I knew there was probably a lot she wanted to ask or say, but she only nodded. We would have to learn this slowly, making the rules up as we went. It was undiscovered country, as wide as the Grand Canyon, as distant as Halley's Comet.
“Good for you,” she said simply, and then she went inside her room, shutting the door quietly between us.
You can't just plan a moment when things get back on track, just as you can't plan the moment you lose your way in the first place. But standing there alone on the landing, I thought of Grandma Halley and how she'd held me close against her lap as we watched the sky together. I'd always thought I couldn't remember, but suddenly in that moment, I closed my eyes and saw the comet, finally, brilliant and impossible, stretching above me across the sky.
Part III
GRACE
Chapter Eighteen
“Oh, honey, you look so wonderful! Brian, come in here with the camera, you've got to see this. Stand here, Halley. No—here, so we get the window behind you. Or maybe—

“Mom,” I said, reaching behind me again for the itchy tag that had been scratching my neck since I'd put the damn dress on, “please. Not now, okay?”
“Oh, but we've
got
to take pictures,” she said, waving me over by the potted plant in the corner of the kitchen, “some of you alone, and some when Noah comes.”
Noah. Every time I heard his name, I couldn't believe I'd gotten myself into this. Not just the prom, not just a too-poofy dress with a tag that would drive me insane, but the prom with the dress with the tag with Noah Vaughn. I was in hell.

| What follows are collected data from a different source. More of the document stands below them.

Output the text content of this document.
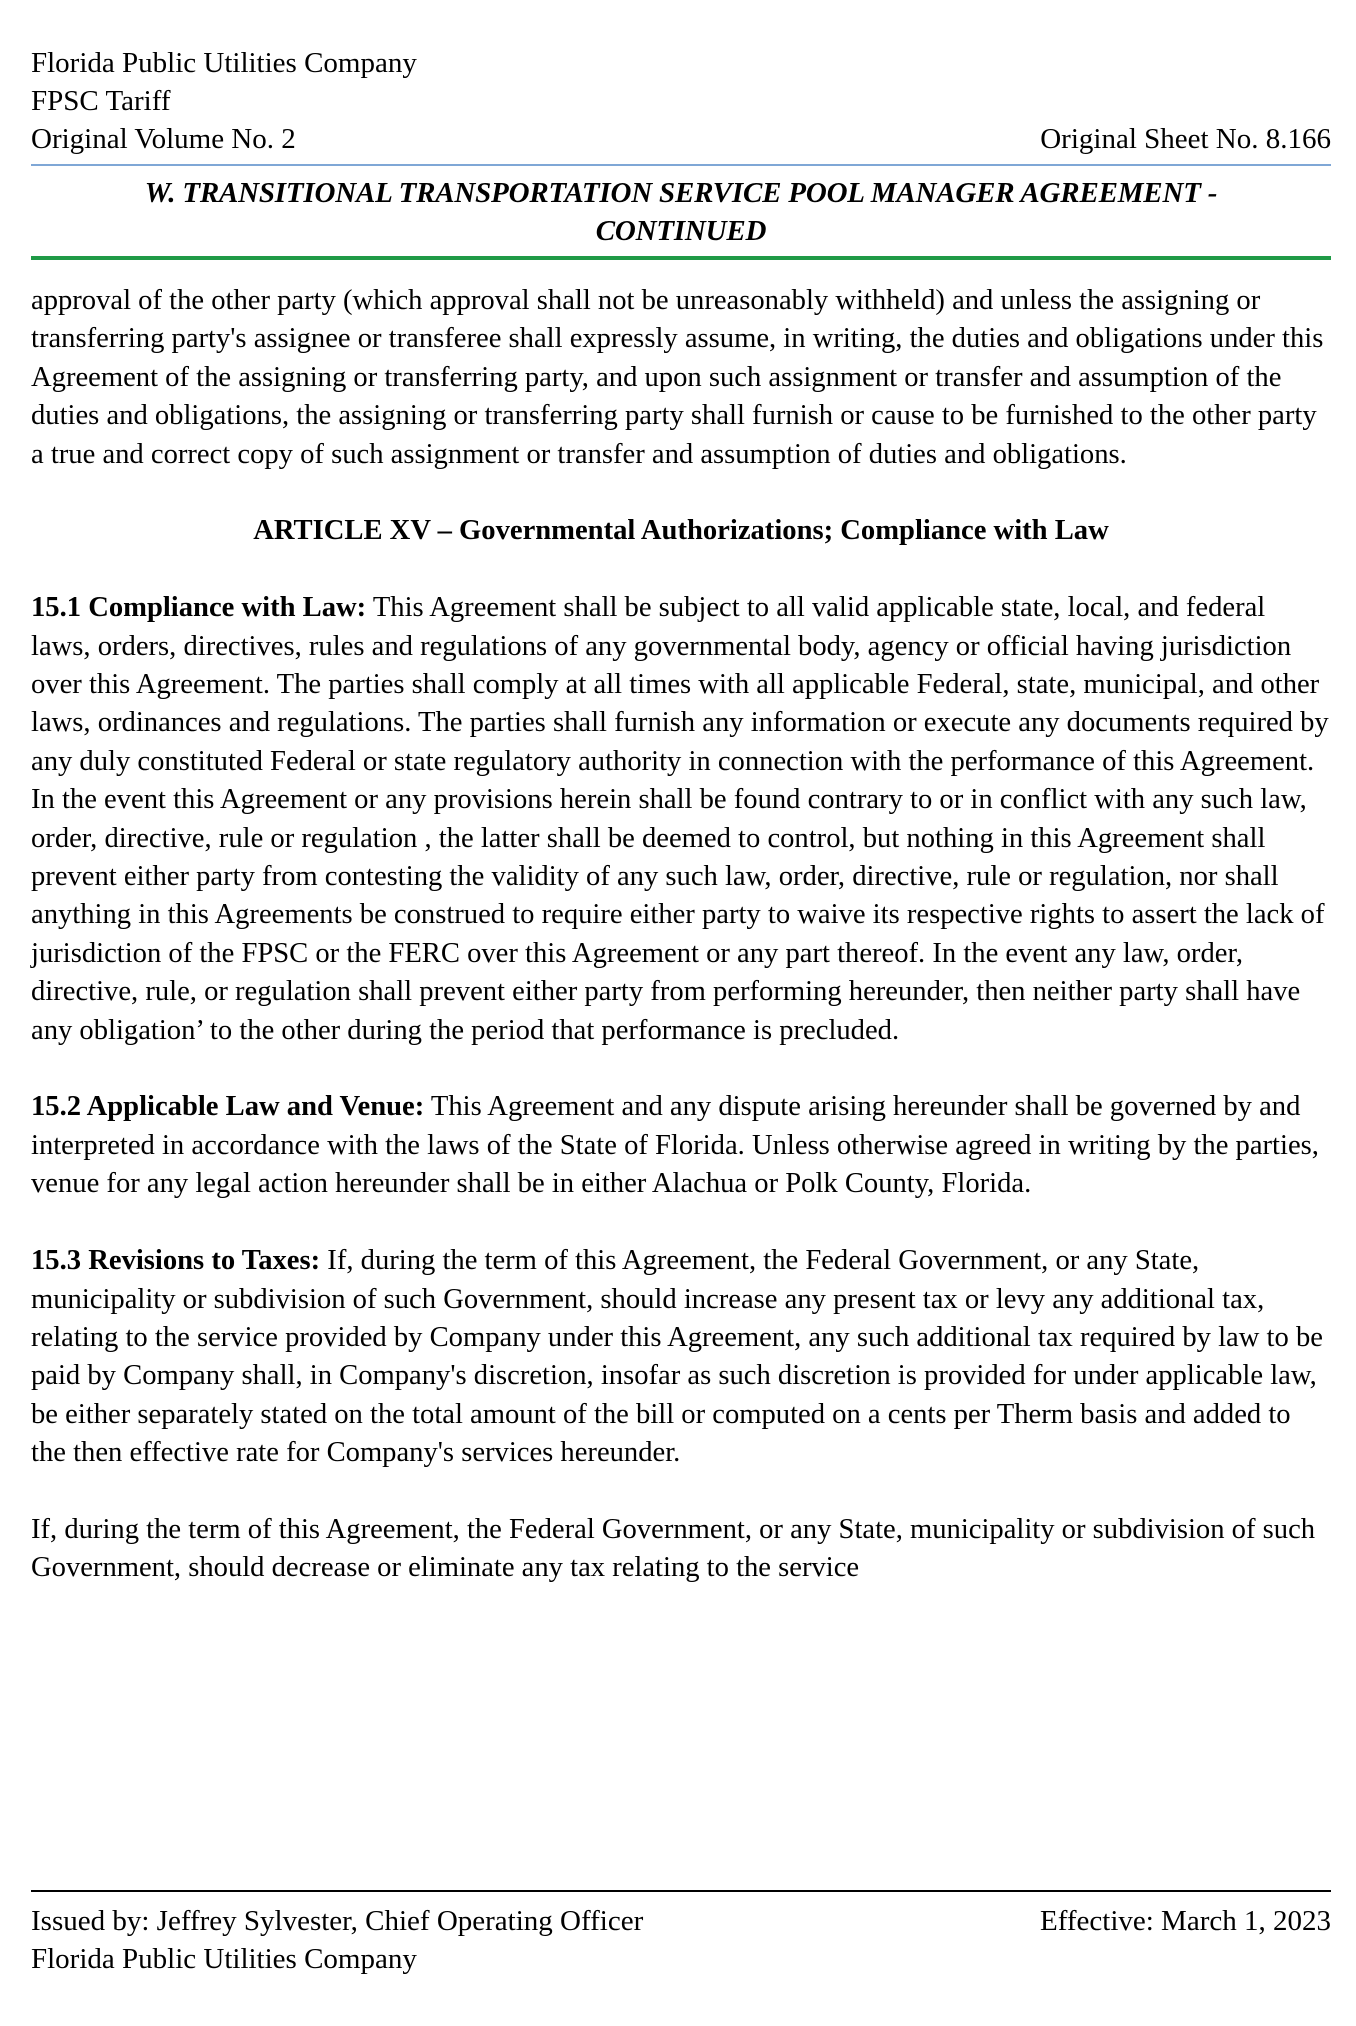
Florida Public Utilities Company
FPSC Tariff
Original Volume No. 2	Original Sheet No. 8.166
W. TRANSITIONAL TRANSPORTATION SERVICE POOL MANAGER AGREEMENT -
CONTINUED

approval of the other party (which approval shall not be unreasonably withheld) and unless the assigning or transferring party's assignee or transferee shall expressly assume, in writing, the duties and obligations under this Agreement of the assigning or transferring party, and upon such assignment or transfer and assumption of the duties and obligations, the assigning or transferring party shall furnish or cause to be furnished to the other party a true and correct copy of such assignment or transfer and assumption of duties and obligations.

ARTICLE XV – Governmental Authorizations; Compliance with Law

15.1 Compliance with Law: This Agreement shall be subject to all valid applicable state, local, and federal laws, orders, directives, rules and regulations of any governmental body, agency or official having jurisdiction over this Agreement. The parties shall comply at all times with all applicable Federal, state, municipal, and other laws, ordinances and regulations. The parties shall furnish any information or execute any documents required by any duly constituted Federal or state regulatory authority in connection with the performance of this Agreement. In the event this Agreement or any provisions herein shall be found contrary to or in conflict with any such law, order, directive, rule or regulation , the latter shall be deemed to control, but nothing in this Agreement shall prevent either party from contesting the validity of any such law, order, directive, rule or regulation, nor shall anything in this Agreements be construed to require either party to waive its respective rights to assert the lack of jurisdiction of the FPSC or the FERC over this Agreement or any part thereof. In the event any law, order, directive, rule, or regulation shall prevent either party from performing hereunder, then neither party shall have any obligation’ to the other during the period that performance is precluded.

15.2 Applicable Law and Venue: This Agreement and any dispute arising hereunder shall be governed by and interpreted in accordance with the laws of the State of Florida. Unless otherwise agreed in writing by the parties, venue for any legal action hereunder shall be in either Alachua or Polk County, Florida.

15.3 Revisions to Taxes: If, during the term of this Agreement, the Federal Government, or any State, municipality or subdivision of such Government, should increase any present tax or levy any additional tax, relating to the service provided by Company under this Agreement, any such additional tax required by law to be paid by Company shall, in Company's discretion, insofar as such discretion is provided for under applicable law, be either separately stated on the total amount of the bill or computed on a cents per Therm basis and added to the then effective rate for Company's services hereunder.

If, during the term of this Agreement, the Federal Government, or any State, municipality or subdivision of such Government, should decrease or eliminate any tax relating to the service

Issued by: Jeffrey Sylvester, Chief Operating Officer	Effective: March 1, 2023
Florida Public Utilities Company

“Oh my goodness,” my mother said, looking over my shoulder, one hand moving up to cover her mouth. She looked like she might cry. “Look at
you!”
I turned around to see Scarlett, much as I'd left her upstairs minutes ago, except maybe larger, if that was possible. She was at nine months almost exactly, her belly protruding up and outward so it was always the very first thing you noticed when she came into a room. Her dress had been made especially by Cameron's mother, a seamstress, who was so happy Cameron was actually going to the prom that she spent hours,
days,
making the perfect maternity prom dress. It was black and white, with a semi-drop neck that showed off Scarlett's impressive bosom, an empire waist, and it fell gently over her knees. She really did look good, if huge. But it was the smile on her face, wide and proud, that made it perfect.